Veteran's Day is one of those national holidays whose meaning often falls through the cracks for me. I'm not part of the World War II generation, where everyone served in one way or another. I'm part of the Vietnam War generation where service largely depended on class. No one I grew up with served in that war. For the most part, they got student deferments and by the time those were up, the war was over.

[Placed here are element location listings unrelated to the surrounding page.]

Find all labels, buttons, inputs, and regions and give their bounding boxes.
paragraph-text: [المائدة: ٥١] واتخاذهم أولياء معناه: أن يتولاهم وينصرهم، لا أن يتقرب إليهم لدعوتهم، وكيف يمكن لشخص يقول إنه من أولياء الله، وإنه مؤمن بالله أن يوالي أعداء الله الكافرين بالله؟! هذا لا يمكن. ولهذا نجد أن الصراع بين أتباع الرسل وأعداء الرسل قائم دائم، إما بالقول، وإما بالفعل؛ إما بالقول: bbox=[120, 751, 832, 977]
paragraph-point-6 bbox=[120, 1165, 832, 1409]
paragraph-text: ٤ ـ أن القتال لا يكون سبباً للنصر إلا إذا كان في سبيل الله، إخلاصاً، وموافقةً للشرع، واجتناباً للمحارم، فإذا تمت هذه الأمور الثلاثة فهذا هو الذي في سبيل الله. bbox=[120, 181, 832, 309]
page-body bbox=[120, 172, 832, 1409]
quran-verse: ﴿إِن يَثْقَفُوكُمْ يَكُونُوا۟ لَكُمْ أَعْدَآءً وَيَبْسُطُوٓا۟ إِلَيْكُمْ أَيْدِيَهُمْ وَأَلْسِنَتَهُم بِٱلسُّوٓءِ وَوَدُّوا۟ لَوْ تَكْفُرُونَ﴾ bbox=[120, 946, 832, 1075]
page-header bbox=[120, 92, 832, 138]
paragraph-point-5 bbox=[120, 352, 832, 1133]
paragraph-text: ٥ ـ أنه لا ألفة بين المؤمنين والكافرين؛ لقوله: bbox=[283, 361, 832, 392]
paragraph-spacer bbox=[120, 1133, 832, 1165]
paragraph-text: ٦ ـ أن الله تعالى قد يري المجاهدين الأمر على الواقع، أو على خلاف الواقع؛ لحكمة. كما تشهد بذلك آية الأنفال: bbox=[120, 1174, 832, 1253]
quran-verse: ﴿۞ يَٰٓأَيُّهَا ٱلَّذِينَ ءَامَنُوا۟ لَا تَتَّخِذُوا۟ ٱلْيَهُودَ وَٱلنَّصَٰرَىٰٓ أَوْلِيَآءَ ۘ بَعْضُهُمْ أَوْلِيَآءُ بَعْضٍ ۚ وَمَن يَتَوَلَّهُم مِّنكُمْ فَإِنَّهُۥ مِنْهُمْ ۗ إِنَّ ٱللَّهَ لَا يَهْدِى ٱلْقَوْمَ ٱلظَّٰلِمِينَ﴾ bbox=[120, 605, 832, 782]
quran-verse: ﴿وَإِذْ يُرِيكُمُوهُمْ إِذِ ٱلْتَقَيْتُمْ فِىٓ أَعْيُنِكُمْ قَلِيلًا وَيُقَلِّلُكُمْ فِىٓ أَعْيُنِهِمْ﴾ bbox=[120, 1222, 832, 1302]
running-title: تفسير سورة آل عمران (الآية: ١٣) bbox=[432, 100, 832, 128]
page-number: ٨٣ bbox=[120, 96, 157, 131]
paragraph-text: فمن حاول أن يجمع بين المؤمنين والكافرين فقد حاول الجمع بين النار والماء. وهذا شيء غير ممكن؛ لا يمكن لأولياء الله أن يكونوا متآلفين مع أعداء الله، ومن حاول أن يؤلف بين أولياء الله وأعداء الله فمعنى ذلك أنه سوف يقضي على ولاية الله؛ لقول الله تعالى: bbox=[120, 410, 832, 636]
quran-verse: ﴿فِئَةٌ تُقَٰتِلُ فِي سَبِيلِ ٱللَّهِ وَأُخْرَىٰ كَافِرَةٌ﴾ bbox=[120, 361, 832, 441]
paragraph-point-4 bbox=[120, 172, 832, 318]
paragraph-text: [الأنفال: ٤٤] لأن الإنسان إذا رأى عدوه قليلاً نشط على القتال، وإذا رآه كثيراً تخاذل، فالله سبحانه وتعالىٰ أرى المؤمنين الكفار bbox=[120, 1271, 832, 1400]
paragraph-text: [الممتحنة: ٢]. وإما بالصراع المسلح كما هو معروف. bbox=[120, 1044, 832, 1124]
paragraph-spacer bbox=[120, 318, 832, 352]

Listening to the StoryCorps segment this morning on NPR, I felt that I really "got" Veteran's Day for the first time. Veteran's Day and Memorial Day fall six months apart--equidistant in the year, the flip side of each other. On Memorial Day, we remember those we have lost in war; on Veteran's Day, we honor those who survived.
This may sound like a no-brainer, but the difference didn't sink in until I heard Tom Geerdes, a Vietnam War veteran, a medic who returned home from his tour of duty in 1971 recall his healing moment ten years after his return.
The trigger was seeing a Vietnam War movie on television. Geerdes recounted that as the memories of his friends and the devastation came back to him, "Something just broke. I cried, I just sobbed like a baby for a couple hours. . .I really didn't plan on coming back."
The healing continues to the present, as Geerdes' daughter tells him "I'm glad you came back" and he replies quietly, "Me too."
Tomorow, on the 11th hour of the 11th day of the 11th month, let's commemorate the day by sending healing thoughts to all veterans, saying to them, "we're glad you came back."